I'm just a wide-eyed innocent

Somewhere in Technology Towers (update: I've just found them) is an expensive pair of Canon binoculars with electronic image stabilisation. However, the eyepieces don't actually adjust as far apart as the spacing of my eyes2 so they are, to use a technical term, bugger all use to me. Binoculars that stop me using both eyes at once? Gimme a break! The physically smaller Minolta — a compact 10x25 — doesn't have the fancy electronic stabiliser, but crucially does adjust wide enough, which is ideal for my built-in ocular apparatus and the elderly visual cortex that seems able to process the incoming photons into some form of reality.

Video cull

The total stands at 361 titles leaving the building (freeing up nearly two complete CaseLogic folders of physical disks). [Pause for lunch and a chat.] Right. What's next?

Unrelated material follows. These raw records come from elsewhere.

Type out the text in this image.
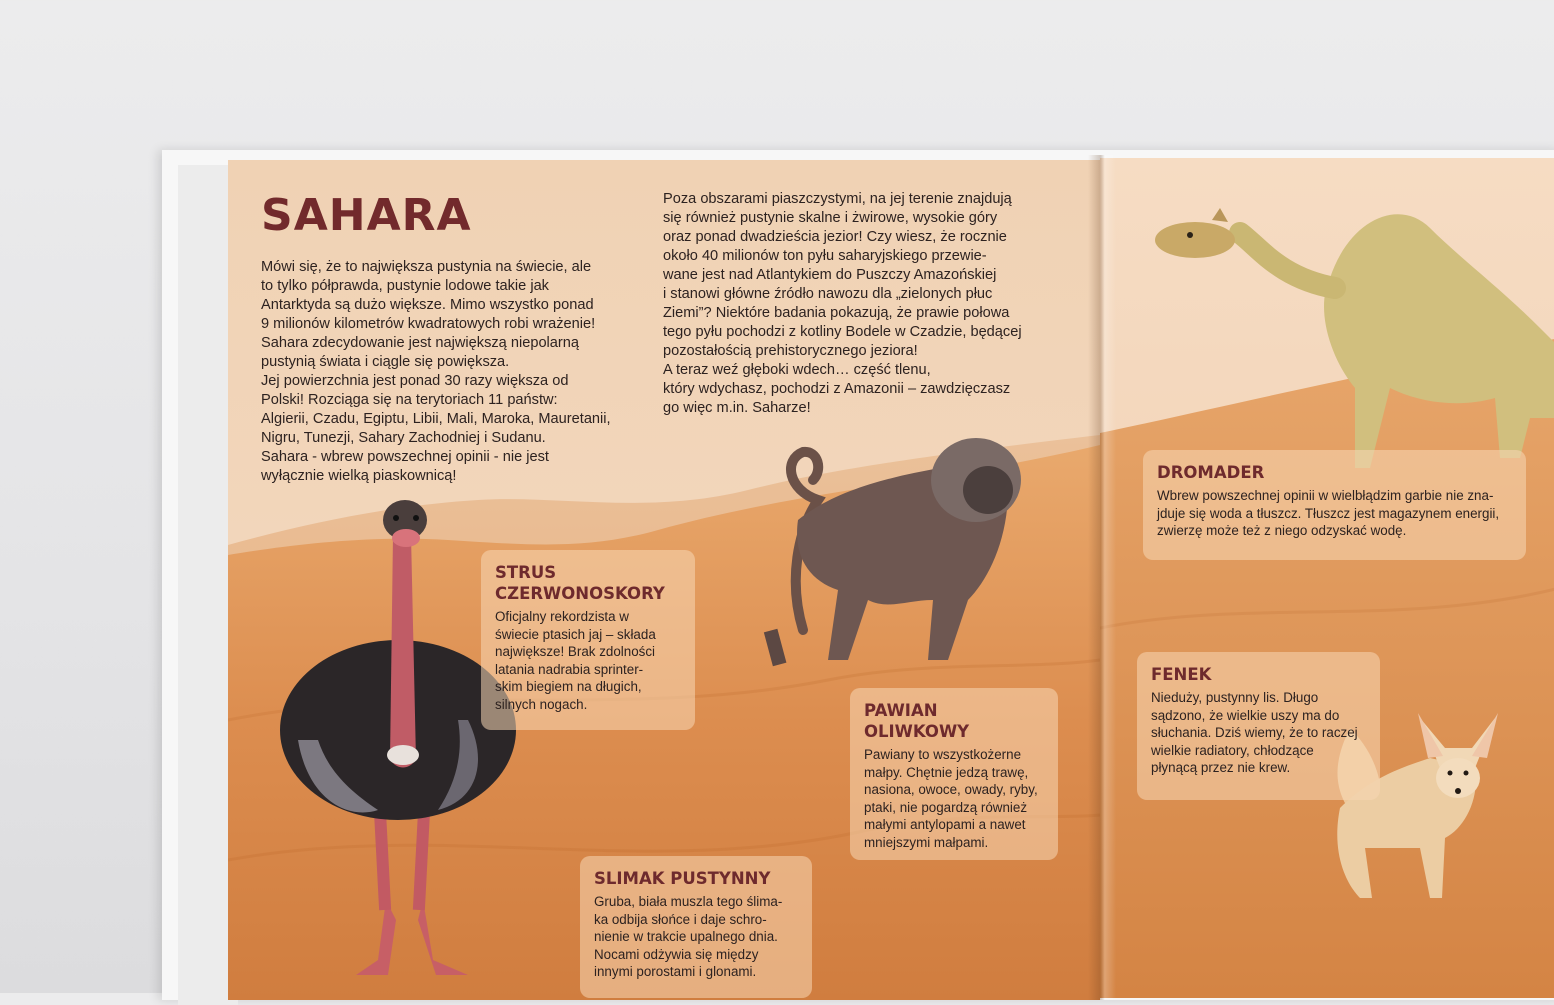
SAHARA

Mówi się, że to największa pustynia na świecie, ale
to tylko półprawda, pustynie lodowe takie jak
Antarktyda są dużo większe. Mimo wszystko ponad
9 milionów kilometrów kwadratowych robi wrażenie!
Sahara zdecydowanie jest największą niepolarną
pustynią świata i ciągle się powiększa.
Jej powierzchnia jest ponad 30 razy większa od
Polski! Rozciąga się na terytoriach 11 państw:
Algierii, Czadu, Egiptu, Libii, Mali, Maroka, Mauretanii,
Nigru, Tunezji, Sahary Zachodniej i Sudanu.
Sahara - wbrew powszechnej opinii - nie jest
wyłącznie wielką piaskownicą!

Poza obszarami piaszczystymi, na jej terenie znajdują
się również pustynie skalne i żwirowe, wysokie góry
oraz ponad dwadzieścia jezior! Czy wiesz, że rocznie
około 40 milionów ton pyłu saharyjskiego przewie-
wane jest nad Atlantykiem do Puszczy Amazońskiej
i stanowi główne źródło nawozu dla „zielonych płuc
Ziemi”? Niektóre badania pokazują, że prawie połowa
tego pyłu pochodzi z kotliny Bodele w Czadzie, będącej
pozostałością prehistorycznego jeziora!
A teraz weź głęboki wdech… część tlenu,
który wdychasz, pochodzi z Amazonii – zawdzięczasz
go więc m.in. Saharze!

STRUS
CZERWONOSKORY

Oficjalny rekordzista w
świecie ptasich jaj – składa
największe! Brak zdolności
latania nadrabia sprinter-
skim biegiem na długich,
silnych nogach.	PAWIAN
OLIWKOWY

Pawiany to wszystkożerne
małpy. Chętnie jedzą trawę,
nasiona, owoce, owady, ryby,
ptaki, nie pogardzą również
małymi antylopami a nawet
mniejszymi małpami.

SLIMAK PUSTYNNY

Gruba, biała muszla tego ślima-
ka odbija słońce i daje schro-
nienie w trakcie upalnego dnia.
Nocami odżywia się między
innymi porostami i glonami.

DROMADER

Wbrew powszechnej opinii w wielbłądzim garbie nie zna-
jduje się woda a tłuszcz. Tłuszcz jest magazynem energii,
zwierzę może też z niego odzyskać wodę.

FENEK

Nieduży, pustynny lis. Długo
sądzono, że wielkie uszy ma do
słuchania. Dziś wiemy, że to raczej
wielkie radiatory, chłodzące
płynącą przez nie krew.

Well, here's a question: do I ever wish to watch all eight seasons of "House M.D." again? I'm currently thinking: "Probably not." That would be another 40 disks.

Christa loved the show...

... even when she was desperately ill. But my opinion of it went down as her health steadily deteriorated! Though I see I made an accurate prediction:

With Christa's pending surgery I find myself unconvinced that the Hugh Laurie vehicle "House" is fully appropriate viewing, let alone something that will help me sleep any better. There was a time when I used to devour medical books (not to mention all those fascinating Reader's Digest articles [usually] by JD Ratcliff with titles like "I am John's knee" — or worse) but, just lately, I've been made too well aware of the things that can go wrong with what her surgeon described (perfectly seriously) as "the dustbin with a hosepipe casually tangled up in it".
Perhaps I'll change my mind if the sun ever re-appears.

Date: 11 May 2007


She only ever saw the first two seasons. Since her death I've been buying — and mostly very much enjoying — all the others, as the sun did, indeed, slowly start to shine again. I liked the theme tune by Massive Attack, too.

  

Footnotes

1  Not including my cousin, I'm happy to confirm. He suggests "In their final year they all do a short course on "gold mining". Parasites."
2  I had exactly the same problem with a Pentax 3D stereo adapter I bought for my ME Super SLR in the 1980s. The viewer supplied with this adapter for splitting the image from slides into left/right pairs had a fixed separation. I insisted the camera shop let me try the adapter before buying it. The demonstrable fact that I couldn't look through both eyepieces at the same time — and thus had no chance of enjoying any 3D images — got me out of paying for the device they had ordered in for me (but clearly had no understanding of). I seem to get that a lot for some reason.